Create a screen or tmux session and allocate sufficient resources for both the Airflow and MLflow webservers and their respective backend components within Slurm.

In the typical setup, each service and its dependencies run within dedicated and isolated Docker containers. However, they all belong to the same network to facilitate seamless communication among them.

For Airflow, these components encompass a scheduler responsible for monitoring all tasks and DAGs, triggering task instances once their dependencies are complete, a PostgreSQL database, and a Redis broker that forwards messages from the scheduler to the workers.

The current MLflow deployment scenario includes a PostgreSQL backend and a MinIO artifact store.

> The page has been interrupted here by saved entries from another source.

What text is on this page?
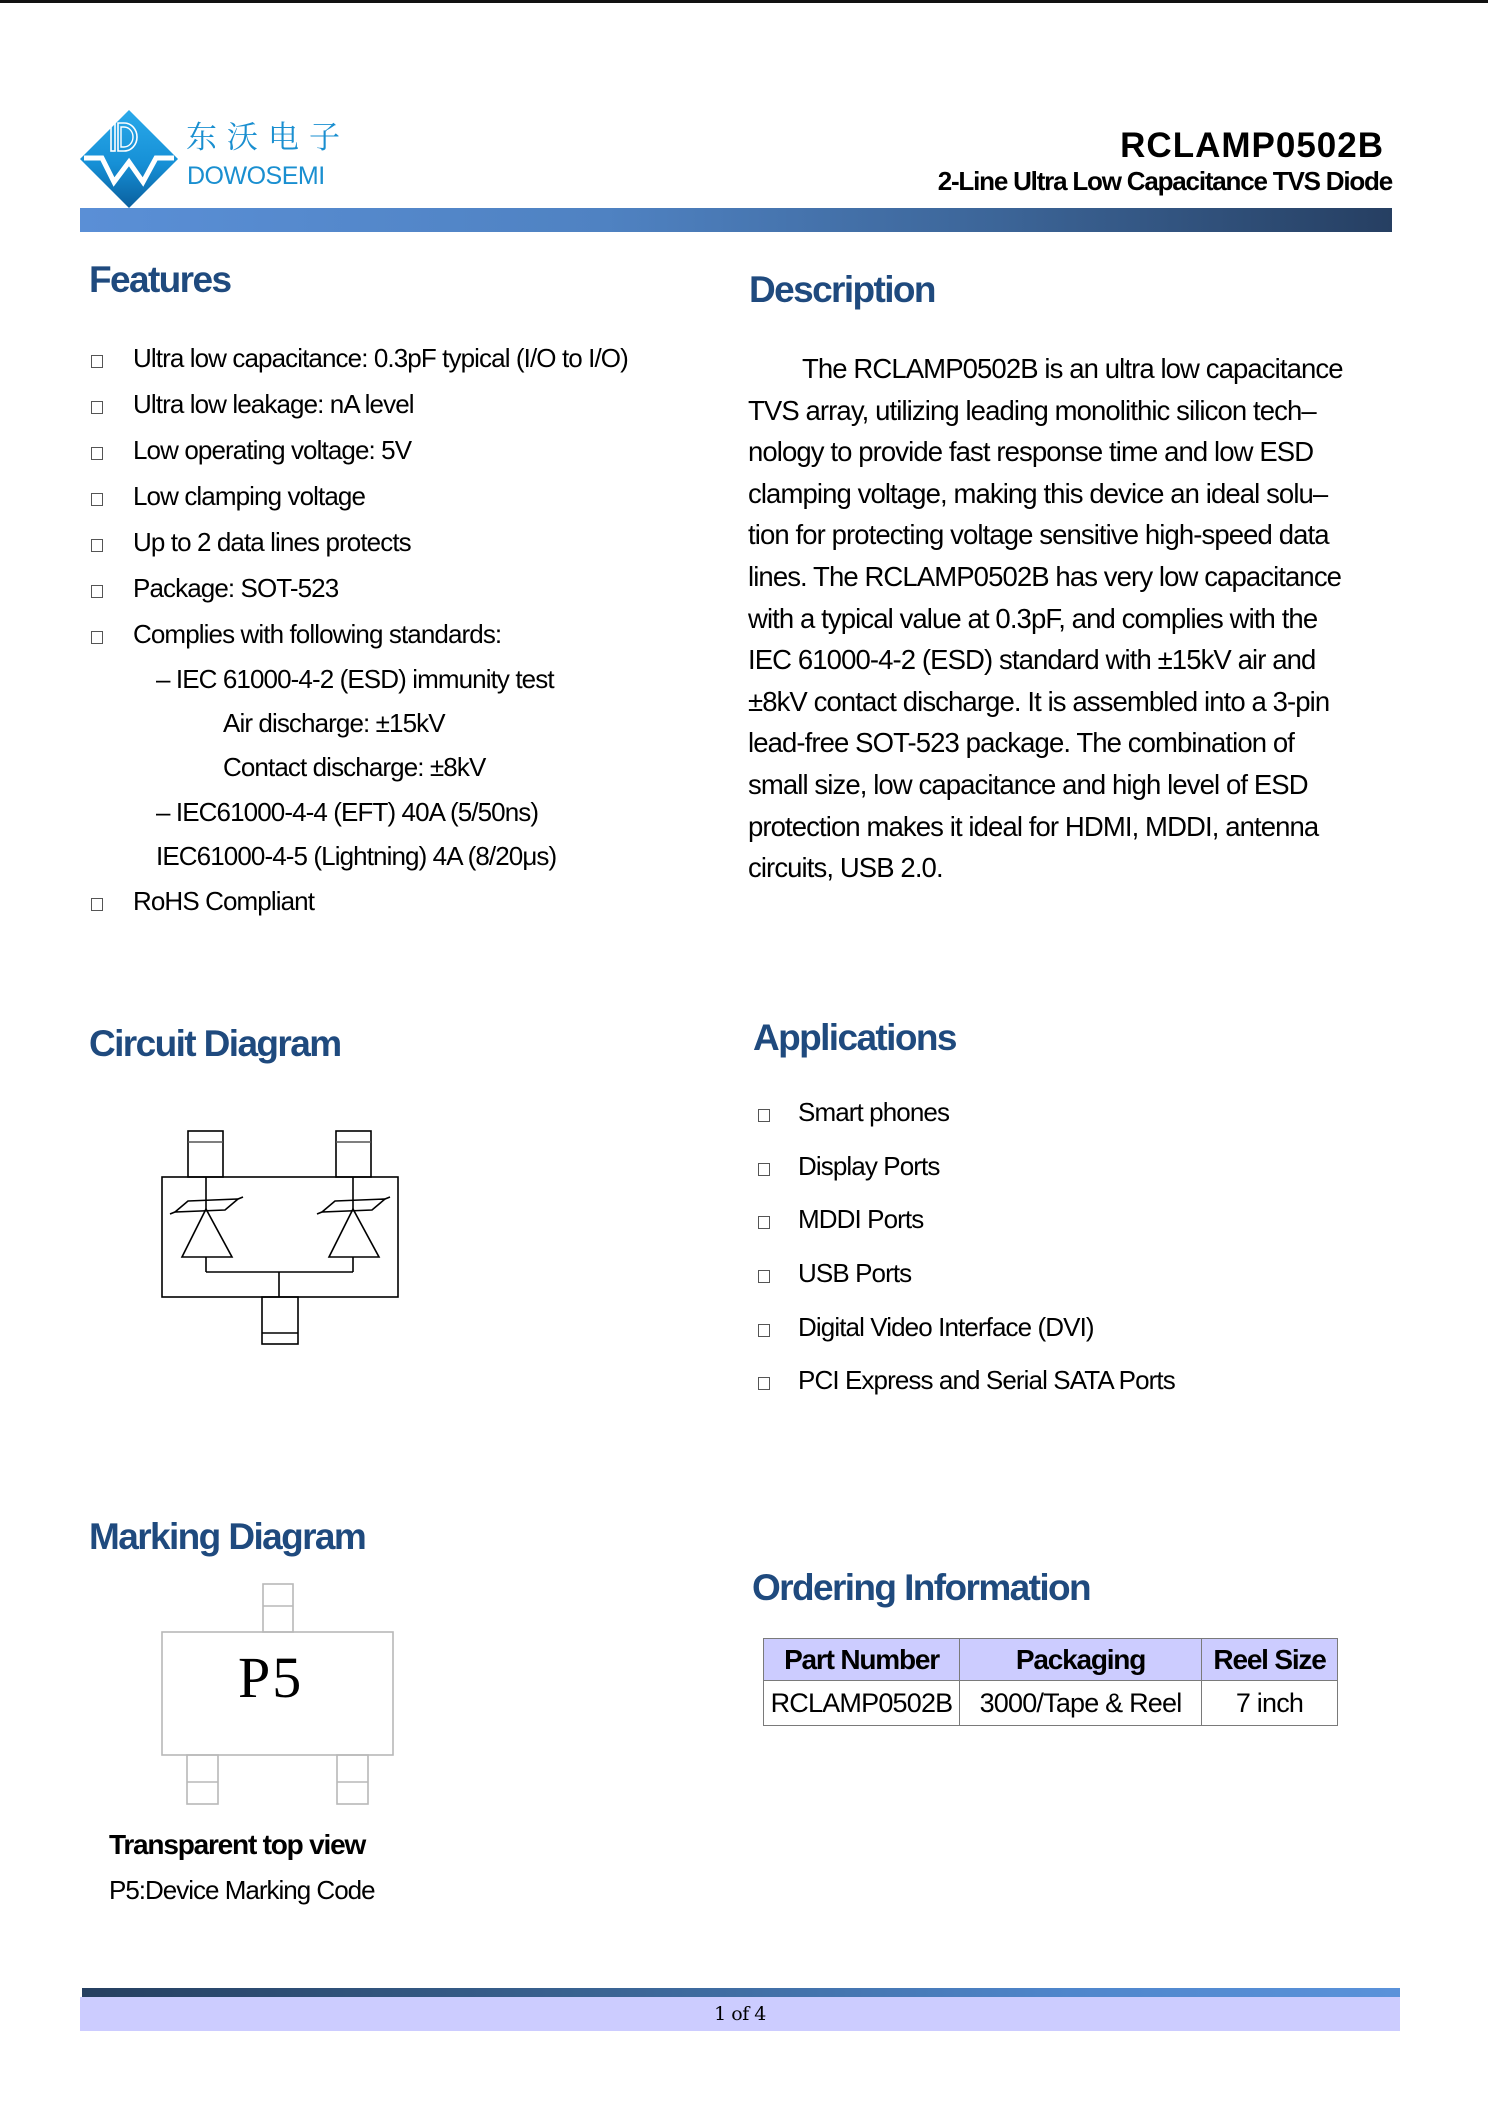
东沃电子
DOWOSEMI
RCLAMP0502B
2-Line Ultra Low Capacitance TVS Diode
Features
Ultra low capacitance: 0.3pF typical (I/O to I/O)
Ultra low leakage: nA level
Low operating voltage: 5V
Low clamping voltage
Up to 2 data lines protects
Package: SOT-523
Complies with following standards:
– IEC 61000-4-2 (ESD) immunity test
Air discharge: ±15kV
Contact discharge: ±8kV
– IEC61000-4-4 (EFT) 40A (5/50ns)
IEC61000-4-5 (Lightning) 4A (8/20μs)
RoHS Compliant
Description
The RCLAMP0502B is an ultra low capacitance
TVS array, utilizing leading monolithic silicon tech–
nology to provide fast response time and low ESD
clamping voltage, making this device an ideal solu–
tion for protecting voltage sensitive high-speed data
lines. The RCLAMP0502B has very low capacitance
with a typical value at 0.3pF, and complies with the
IEC 61000-4-2 (ESD) standard with ±15kV air and
±8kV contact discharge. It is assembled into a 3-pin
lead-free SOT-523 package. The combination of
small size, low capacitance and high level of ESD
protection makes it ideal for HDMI, MDDI, antenna
circuits, USB 2.0.
Circuit Diagram	Applications
Smart phones
Display Ports
MDDI Ports
USB Ports
Digital Video Interface (DVI)
PCI Express and Serial SATA Ports
Marking Diagram
P5
Transparent top view
P5:Device Marking Code
Ordering Information
Part Number	Packaging	Reel Size
RCLAMP0502B	3000/Tape & Reel	7 inch
1 of 4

MLflow uses for storing runs and artifacts a two components for storage: backend store and artifact store. While the backend store persists MLflow entities (runs, parameters, metrics, tags, notes, metadata, etc), the artifact store persists artifacts (files, models, images, in-memory objects, or model summary, etc).

Oxen runs self-contained, and initially, all datasets located in the OXEN_DATA_DIR as defined in the env file will be pushed to the data repository.

screen -S pipeline
srun --job-name=<ZHAW-SHORTY>-pipeline --pty --ntasks=1 --cpus-per-task=4 --mem=32G bash

To run the pipeline, execute the following command:

docker compose up
Port Forwarding

To access their UIs, you must forward the ports of the Airflow and MLflow webserver. If it's not done automatically by VSCode's Remote SSH Extension, you have to forward them manually as explained here.

Pipeline Test

  1. Detach from the screen or tmux session.
  2. Check for errors in the setup process by running the following command:
docker compose logs

This will display the logs, allowing you to identify and troubleshoot any potential issues.

  1. Test the successful setup by accessing Airflow's and MLflow's web servers in your browser. You can typically do so by opening the following URLs:
    • Airflow Web Server: http://localhost:<AIRFLOW_WEBSERVER_PORT>
    • MLflow Web Server: http://localhost:<MLFLOW_WEBSERVER_PORT>
    • Make sure to replace <AIRFLOW_WEBSERVER_PORT> and <MLFLOW_WEBSERVER_PORT> with the respective forwarded ports of those in your .env file.

Airflow Worker Setup

At present, GitHub serves as the entry point for MLEs seeking to utilize the pipeline. By pushing changes to the pipeline branch of the pipeline's repo, MLEs can initiate the process. To accommodate concurrent work on multiple ML models, each push of an ML model to GitHub triggers the creation of a dedicated worker on DGX. These workers are responsible for handling the corresponding models, ensuring parallel processing. To establish this communication and orchestration, it is essential to have a self-hosted runner operational on the pipeline's DGX instance as explained here.

Pipeline Breakdown

  1. Attach to the pipeline's screen or tmux session.
  2. Stop the containers gracefully by hitting Ctrl+C
  3. Remove the containers and orphans
docker compose down --remove-orphans
  1. Ask your admin to delete all folders created by the Docker daemon, i.e. "airflow", "db", and "minio".